How can I convert C++ code to assembly using the SSE instruction set?

Asked Sep 13 '22 at 13:24

Active Sep 13 '22 at 17:30

Viewed 118 times

How can I convert the below code to assembly using the SSE instruction set?

for (int &elem : elems){
    int temp = 255 - elem > 0 ? 255 - elem : 0 ;
    results.push_back(temp);
}

I don't want to use intrinsic C++ functions.

I can't understand how to pass elems to assembly, and how to work on multiple values in parallel using the SSE instructions set.

edited Sep 13 '22 at 17:30

Remy Lebeau

asked Sep 13 '22 at 13:24

5

just give compiler a hint what kind of architecture of processor it can use: `-march=....` (for gcc/clang) and enable optimizations `-O2`. – Marek R Sep 13 '22 at 13:29
3

[Demo](https://godbolt.org/z/oYMTafT36) – Marek R Sep 13 '22 at 13:39
2

@MarekR it only half worked, GCC used AVX2 there but only for one `int` at the time – harold Sep 13 '22 at 15:21
2

Stop using `.push_back` inside your loop if you want the compiler to vectorize, like we said in comments on [your last question about this](https://stackoverflow.com/questions/73698461/how-to-load-array-elements-in-mmx-or-sse-registers-to-do-sum-operation-on-them).
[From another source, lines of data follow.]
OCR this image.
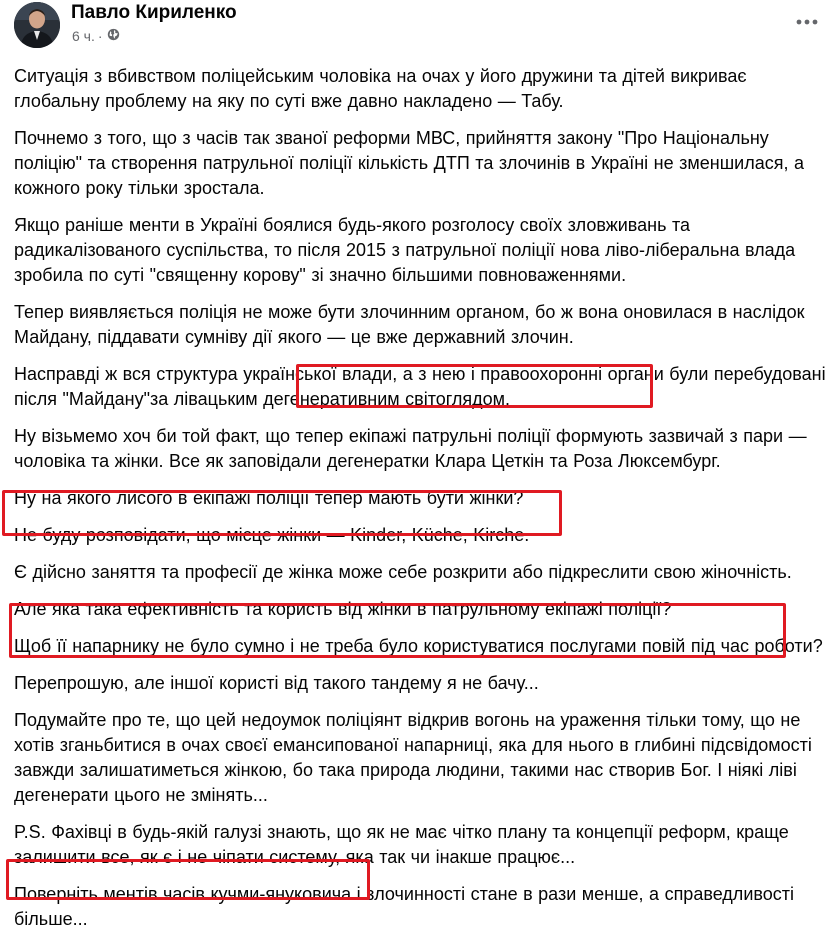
Павло Кириленко
6 ч. ·

Ситуація з вбивством поліцейським чоловіка на очах у його дружини та дітей викриває глобальну проблему на яку по суті вже давно накладено — Табу.

Почнемо з того, що з часів так званої реформи МВС, прийняття закону "Про Національну поліцію" та створення патрульної поліції кількість ДТП та злочинів в Україні не зменшилася, а кожного року тільки зростала.

Якщо раніше менти в Україні боялися будь-якого розголосу своїх зловживань та радикалізованого суспільства, то після 2015 з патрульної поліції нова ліво-ліберальна влада зробила по суті "священну корову" зі значно більшими повноваженнями.

Тепер виявляється поліція не може бути злочинним органом, бо ж вона оновилася в наслідок Майдану, піддавати сумніву дії якого — це вже державний злочин.

Насправді ж вся структура української влади, а з нею і правоохоронні органи були перебудовані після "Майдану"за лівацьким дегенеративним світоглядом.

Ну візьмемо хоч би той факт, що тепер екіпажі патрульні поліції формують зазвичай з пари — чоловіка та жінки. Все як заповідали дегенератки Клара Цеткін та Роза Люксембург.

Ну на якого лисого в екіпажі поліції тепер мають бути жінки?

Не буду розповідати, що місце жінки — Kinder, Küche, Kirche.

Є дійсно заняття та професії де жінка може себе розкрити або підкреслити свою жіночність.

Але яка така ефективність та користь від жінки в патрульному екіпажі поліції?

Щоб її напарнику не було сумно і не треба було користуватися послугами повій під час роботи?

Перепрошую, але іншої користі від такого тандему я не бачу...

Подумайте про те, що цей недоумок поліціянт відкрив вогонь на ураження тільки тому, що не хотів зганьбитися в очах своєї емансипованої напарниці, яка для нього в глибині підсвідомості завжди залишатиметься жінкою, бо така природа людини, такими нас створив Бог. І ніякі ліві дегенерати цього не змінять...

P.S. Фахівці в будь-якій галузі знають, що як не має чітко плану та концепції реформ, краще залишити все, як є і не чіпати систему, яка так чи інакше працює...

Поверніть ментів часів кучми-януковича і злочинності стане в рази менше, а справедливості більше...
Also, you need `-O3` for full vectorization; `-O2` enables vectorization only in very easy cases. Why does this need to be conditional? I thought your input elements were in the 0..255 range (so you could pack them into 8-bit elements and get 4x the work done per SIMD vector). – Peter Cordes Sep 13 '22 at 16:34

0 Answers0